QInvest was much smaller and before integration had it’s own HR area. Understandably, this was able to be far more nimble and responsive than the much larger QSuper HR. This is not a criticism, but an understandable reality based on size.

I recall a mind numbing conversation with a Senior QSuper HR Leader. QInvest and QSuper had quite different maternity leave policies with one being clearly more beneficial than the other.

Many months in to integration, QInvest had been absorbed in to a more cumbersome and less flexible remuneration and reward process however addressing maternity leave was progressing at a snail pace or (I suspect) not at all.

In discussing the concerns around this, I was treated to a long rant about the difficulty involved in deciding what to do with maternity leave. This rant included citing as an example the problem presented by staff fresh fruit deliveries. QInvest had fresh fruit delivered monthly whereas QSuper received a delivery 4 weekly. (or it might have been the other way around)

The fact that these 2 issues were considered comparable staggered me and that each was equally difficult to resolve was disheartening.

Eventually, and after much damage to morale and the creation of further suspicion and dilution of trust, the maternity leave question was resolved to the benefit of all. I have no idea and like most, did not care what the resolution was to the fresh fruit dilemma.

I also believed HR lack of understanding and lack of appreciation for QInvest differences were reflected in several senior staff appointments.

In my opinion, the first unfortunate appointment was the Chief Manager in 2012.

Sure, he came credentialed and was experienced, enthusiastic, well travelled and determined. His bank background meant the focus would be on cost rather than value.

There is a wise saying:

“They who know the cost of everything, know the value of nothing”.

He set about fulfilling his mantra of delivering more with less. He preached lowering the “cost to serve” while never seeking to understand just what service was valued.

The second unfortunate appointment (in my opinion) was Head of Advice in 2017. I will refrain from sharing my opinion and the opinion of others concerning this appointment. Except to say it was a surprise to see what values seemed to be important to QSuper.     

I think I am correct in saying he departed after about 12 months. I suspect by then QSuper was losing its appetite to seek a sustainable operating model for QInvest.

There are other factors as well.

Horizon was a large project aimed at stripping cost. Many talented committed people worked incredibly hard to deliver an outcome within a time frame they said was half what was needed.

Errors were made in the costings of a key service and base figures were overestimated.

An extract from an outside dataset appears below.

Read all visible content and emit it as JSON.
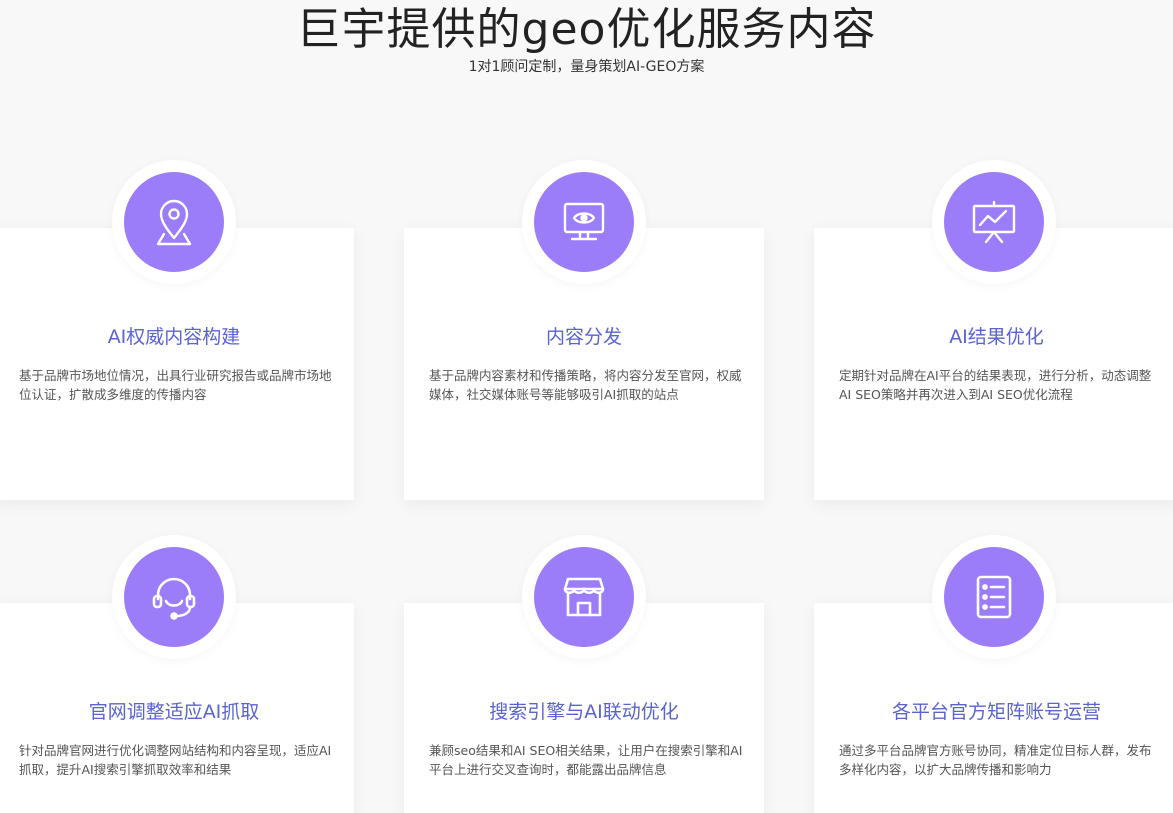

Significantly, 6 months after the start of implementation, the majority of recommendations were discontinued, re-designed or significantly diluted.

I am in no doubt at all that QSuper had totally honourable and long term intentions for QInvest. Equally, I do not believe the differences between what is a successful superannuation fund and a successful Personal Financial Advice business were ever understood, by either QSuper and QInvest.

With each successful conclusion of a piece of the integration puzzle, the end of QInvest drew closer and inevitable.

I praised the professional staff at QInvest in part one and will conclude by doing so again.

The ability of the Financial Advice, Para Planning and Client Support Teams to put aside their own concerns and pressures and to continue providing a professional, quality reliable service to clients has been exceptional.

The commitment to clients has been unparalleled and like so many things, it is perhaps only now as the days tick away to the end of QInvest, will the absence of a Personal Financial Advice service be truly and fully appreciated.

Finally, to all my former colleagues at QInvest, thank you for having me as part of your world for 7 years. It will always be a period of time I am proud of.
 
I consider you granted me a great privilege having me along for the ride.